Five Trends for 2019 by: Hu Yoshida | Tech Coffee House

Trend 3: Increasing Data Requirements Will Push Companies to The Edge with Data

Enterprise boundaries are extending to the edge – where both data and users reside, and multiple clouds converge. While the majority of the IoT products, services, and platforms are supported by cloud-computing platforms, the increasing high volume of data, low latency and QoS requirements are driving the need for mobile cloud computing where more of the data processing is done on the edge. Public clouds will provide the connection between edge and core data centers creating the need for a hybrid cloud approach based on open REST or S3 App integration. Edge computing will be less of a trend and more of a necessity as companies seek to cut costs and reduce network usage. The edge will require a hardened infrastructure as it resides in the “wild” outside the protection of cloud/data center walls.

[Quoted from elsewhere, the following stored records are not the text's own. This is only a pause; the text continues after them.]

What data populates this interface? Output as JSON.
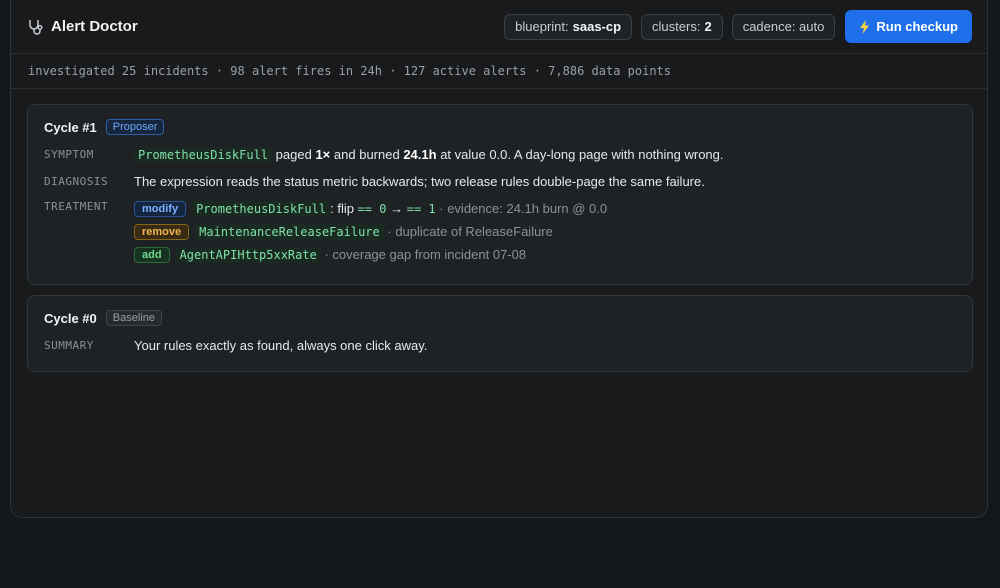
{
  "header": {
    "title": "Alert Doctor",
    "blueprint_label": "blueprint:",
    "blueprint_value": "saas-cp",
    "clusters_label": "clusters:",
    "clusters_value": "2",
    "cadence_label": "cadence: auto",
    "run_button": "Run checkup",
    "accent": "#1f6feb"
  },
  "stats": "investigated 25 incidents · 98 alert fires in 24h · 127 active alerts · 7,886 data points",
  "cycles": [
    {
      "title": "Cycle #1",
      "tag": "Proposer",
      "symptom": {
        "label": "SYMPTOM",
        "rule": "PrometheusDiskFull",
        "t1": "paged",
        "count": "1×",
        "t2": "and burned",
        "duration": "24.1h",
        "t3": "at value 0.0. A day-long page with nothing wrong."
      },
      "diagnosis": {
        "label": "DIAGNOSIS",
        "text": "The expression reads the status metric backwards; two release rules double-page the same failure."
      },
      "treatment": {
        "label": "TREATMENT",
        "items": [
          {
            "op": "modify",
            "rule": "PrometheusDiskFull",
            "text": ": flip",
            "from": "== 0",
            "arrow": "→",
            "to": "== 1",
            "note": "· evidence: 24.1h burn @ 0.0"
          },
          {
            "op": "remove",
            "rule": "MaintenanceReleaseFailure",
            "note": "· duplicate of ReleaseFailure"
          },
          {
            "op": "add",
            "rule": "AgentAPIHttp5xxRate",
            "note": "· coverage gap from incident 07-08"
          }
        ]
      }
    },
    {
      "title": "Cycle #0",
      "tag": "Baseline",
      "summary": {
        "label": "SUMMARY",
        "text": "Your rules exactly as found, always one click away."
      }
    }
  ]
}
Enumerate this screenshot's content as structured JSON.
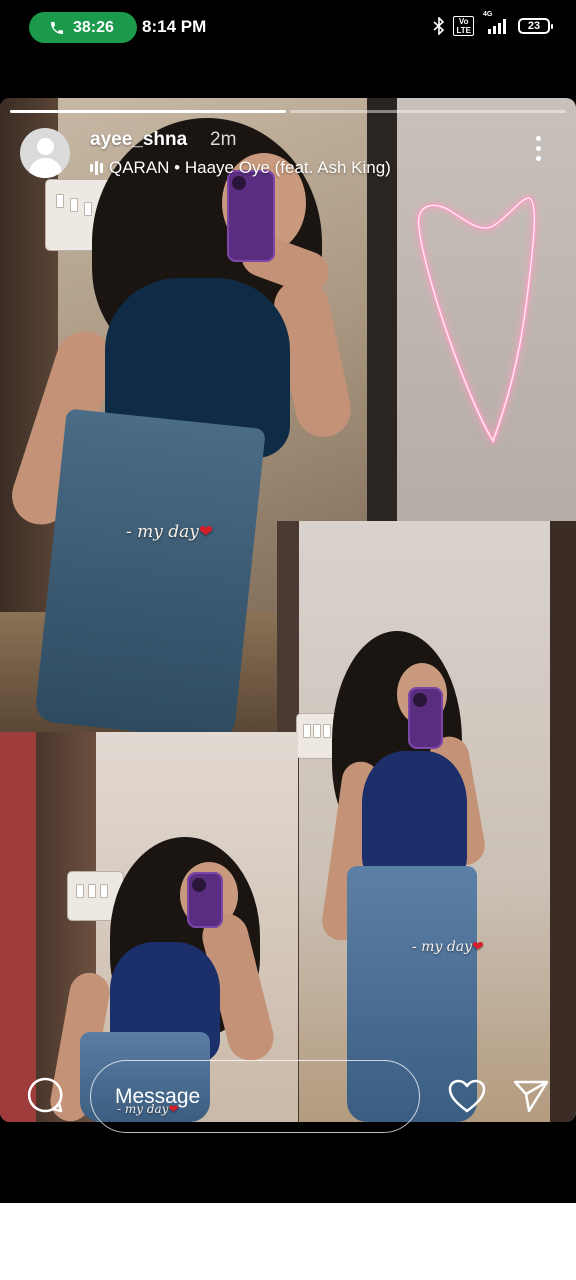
{
  "status_bar": {
    "call_timer": "38:26",
    "clock": "8:14 PM",
    "network": "4G",
    "volte": "Vo LTE",
    "battery": "23",
    "icons": [
      "phone-icon",
      "bluetooth-icon",
      "signal-icon",
      "battery-icon"
    ]
  },
  "story": {
    "progress_segments": [
      1.0,
      0.0
    ],
    "username": "ayee_shna",
    "time_ago": "2m",
    "music": "QARAN • Haaye Oye (feat. Ash King)",
    "captions": [
      "- my day",
      "- my day",
      "- my day"
    ],
    "caption_heart": "❤",
    "colors": {
      "call_pill": "#1b9a4b",
      "neon_heart": "#ff9fc4",
      "caption_heart": "#d61f2c"
    }
  },
  "bottom_bar": {
    "message_placeholder": "Message",
    "icons": [
      "comment-icon",
      "heart-icon",
      "send-icon"
    ]
  }
}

Trend 4: Data Centers Become Automated

The role of the data centre has now changed from being an infrastructure provider to a provider of the right service at the right time and the right price. Workloads are becoming increasingly distributed, with applications running in public and private clouds as well as in traditional enterprise data centres. Applications are becoming more modular, leveraging containers and microservices as well as virtualization and bare metal. As more data is generated, there will be a corresponding growth in demand for storage space efficiency. Enterprises need to make the most of information technology—to engage with customers in real time, maximize return on IT investments and improve operational efficiency. Accomplishing this requires a deep understanding of what is happening in their data centres to predict and get ahead of trends, as well as the ability to automate action so staff are free to focus on strategic endeavours. A data centre is like an IoT microcosm, every device and software package have a sensor or log and is ripe for the application of artificial intelligence (AI), machine learning and automation to enable people to focus on the business and not on infrastructure.

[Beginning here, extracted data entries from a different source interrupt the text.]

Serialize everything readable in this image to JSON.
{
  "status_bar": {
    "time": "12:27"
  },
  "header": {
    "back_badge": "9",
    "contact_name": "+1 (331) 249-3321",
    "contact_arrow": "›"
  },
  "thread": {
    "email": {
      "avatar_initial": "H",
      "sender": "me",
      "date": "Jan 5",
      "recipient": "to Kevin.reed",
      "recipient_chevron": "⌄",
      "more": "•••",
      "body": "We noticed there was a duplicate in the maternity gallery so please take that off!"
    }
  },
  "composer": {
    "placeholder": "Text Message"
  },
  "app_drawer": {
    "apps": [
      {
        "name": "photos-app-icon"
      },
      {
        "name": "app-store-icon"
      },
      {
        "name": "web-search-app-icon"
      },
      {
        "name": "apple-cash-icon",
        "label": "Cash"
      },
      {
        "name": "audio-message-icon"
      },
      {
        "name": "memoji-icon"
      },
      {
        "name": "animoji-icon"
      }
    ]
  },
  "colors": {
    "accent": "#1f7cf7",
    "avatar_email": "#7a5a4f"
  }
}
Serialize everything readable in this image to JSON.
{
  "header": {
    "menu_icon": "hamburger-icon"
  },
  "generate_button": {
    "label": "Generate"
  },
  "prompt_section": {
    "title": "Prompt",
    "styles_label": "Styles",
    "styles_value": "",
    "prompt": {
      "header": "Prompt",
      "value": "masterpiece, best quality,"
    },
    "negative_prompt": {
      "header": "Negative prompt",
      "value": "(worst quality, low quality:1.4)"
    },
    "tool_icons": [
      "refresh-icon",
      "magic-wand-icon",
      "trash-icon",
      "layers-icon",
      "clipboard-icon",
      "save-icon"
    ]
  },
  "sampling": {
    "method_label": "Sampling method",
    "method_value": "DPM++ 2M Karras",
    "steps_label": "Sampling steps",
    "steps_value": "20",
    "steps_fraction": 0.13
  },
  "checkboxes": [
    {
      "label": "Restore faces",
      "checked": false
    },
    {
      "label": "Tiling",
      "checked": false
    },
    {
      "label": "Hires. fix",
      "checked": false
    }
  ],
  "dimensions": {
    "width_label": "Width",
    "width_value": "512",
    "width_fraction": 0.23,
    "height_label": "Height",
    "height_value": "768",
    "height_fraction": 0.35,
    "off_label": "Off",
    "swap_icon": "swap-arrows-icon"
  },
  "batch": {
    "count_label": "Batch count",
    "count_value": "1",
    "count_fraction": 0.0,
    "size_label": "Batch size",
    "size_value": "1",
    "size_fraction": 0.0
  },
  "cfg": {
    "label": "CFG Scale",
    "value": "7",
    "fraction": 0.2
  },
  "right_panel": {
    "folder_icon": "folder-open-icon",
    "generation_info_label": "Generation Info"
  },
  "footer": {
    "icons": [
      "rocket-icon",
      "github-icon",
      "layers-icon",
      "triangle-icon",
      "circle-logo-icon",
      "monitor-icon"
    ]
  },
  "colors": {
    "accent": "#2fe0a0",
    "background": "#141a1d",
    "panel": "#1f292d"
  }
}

Automation must be based on a shared/open API architecture that allows companies to simplify the transmission of data across a suite of management tools & 3rd party tools. Everything companies have must be API-based so that they can draw information in from other sources to create a more intelligent solution, and they can also pass information out if they’re not the master in the environment, so they can make other things smarter. There is a much broader opportunity to deliver better solutions if companies integrate with more vendors and partners.”

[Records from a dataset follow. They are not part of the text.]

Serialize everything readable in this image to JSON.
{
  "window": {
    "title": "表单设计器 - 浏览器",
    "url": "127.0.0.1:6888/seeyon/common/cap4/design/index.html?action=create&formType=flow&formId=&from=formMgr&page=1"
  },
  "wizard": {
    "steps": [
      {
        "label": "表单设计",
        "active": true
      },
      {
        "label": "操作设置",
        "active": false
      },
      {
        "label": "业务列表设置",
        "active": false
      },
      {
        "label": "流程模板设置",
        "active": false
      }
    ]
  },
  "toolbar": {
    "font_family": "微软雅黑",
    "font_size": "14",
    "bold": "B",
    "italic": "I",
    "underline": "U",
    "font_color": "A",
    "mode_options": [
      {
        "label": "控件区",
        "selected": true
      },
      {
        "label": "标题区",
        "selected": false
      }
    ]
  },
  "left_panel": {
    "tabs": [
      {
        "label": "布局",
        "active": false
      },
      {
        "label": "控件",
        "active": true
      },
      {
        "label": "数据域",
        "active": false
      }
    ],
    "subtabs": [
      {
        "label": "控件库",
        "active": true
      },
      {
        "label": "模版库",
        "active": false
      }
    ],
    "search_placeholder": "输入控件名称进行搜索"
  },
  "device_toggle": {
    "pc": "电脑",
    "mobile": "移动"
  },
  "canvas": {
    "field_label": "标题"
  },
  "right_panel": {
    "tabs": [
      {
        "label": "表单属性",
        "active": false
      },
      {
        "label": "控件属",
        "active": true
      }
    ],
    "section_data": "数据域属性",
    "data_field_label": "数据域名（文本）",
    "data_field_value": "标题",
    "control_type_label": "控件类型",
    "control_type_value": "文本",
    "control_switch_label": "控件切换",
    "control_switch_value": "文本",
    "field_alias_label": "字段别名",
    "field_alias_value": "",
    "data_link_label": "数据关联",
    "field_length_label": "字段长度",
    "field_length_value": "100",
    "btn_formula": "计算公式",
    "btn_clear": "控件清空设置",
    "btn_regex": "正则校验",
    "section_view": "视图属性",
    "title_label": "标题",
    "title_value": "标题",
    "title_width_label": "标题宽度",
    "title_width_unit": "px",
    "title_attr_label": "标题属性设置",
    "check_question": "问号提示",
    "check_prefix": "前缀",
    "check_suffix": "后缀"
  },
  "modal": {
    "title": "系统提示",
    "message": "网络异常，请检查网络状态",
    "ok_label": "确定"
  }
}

Trend 5: Corporate Data Responsibility Becomes a Priority

The implementation of GDPR in 2018 has focused attention on Data Privacy and required companies to make major investments on compliance. All international companies that are GDPR compliant now have a data protection officer (DPO) in an enterprise security leadership role. Data protection officers are responsible for overseeing a data protection strategy and implementation to ensure compliance with GDPR requirements.

The explosion of new technologies and business models are creating new challenges as companies are shifting from being data generating to data powered organisations. Big Data systems and analytics are becoming a centre of gravity as business realize the power of data to increase business growth and better understand their customers and markets. This has been fueled by the advances in technologies to gather data, integrate data sources, search, and analyze data to derive business value. The most powerful companies in the world are those who understand how to use the power of data. Relative new comers like Amazon, Baidu, Facebook, and Google have achieved their prominence through the power of data. However, with great power comes great responsibilities.

IT must provide the tools and processes to understand their data and ensure that the use of that data is done responsibly.

These trends represent my own thoughts and should not be considered representative of Hitachi or Hitachi Vantara.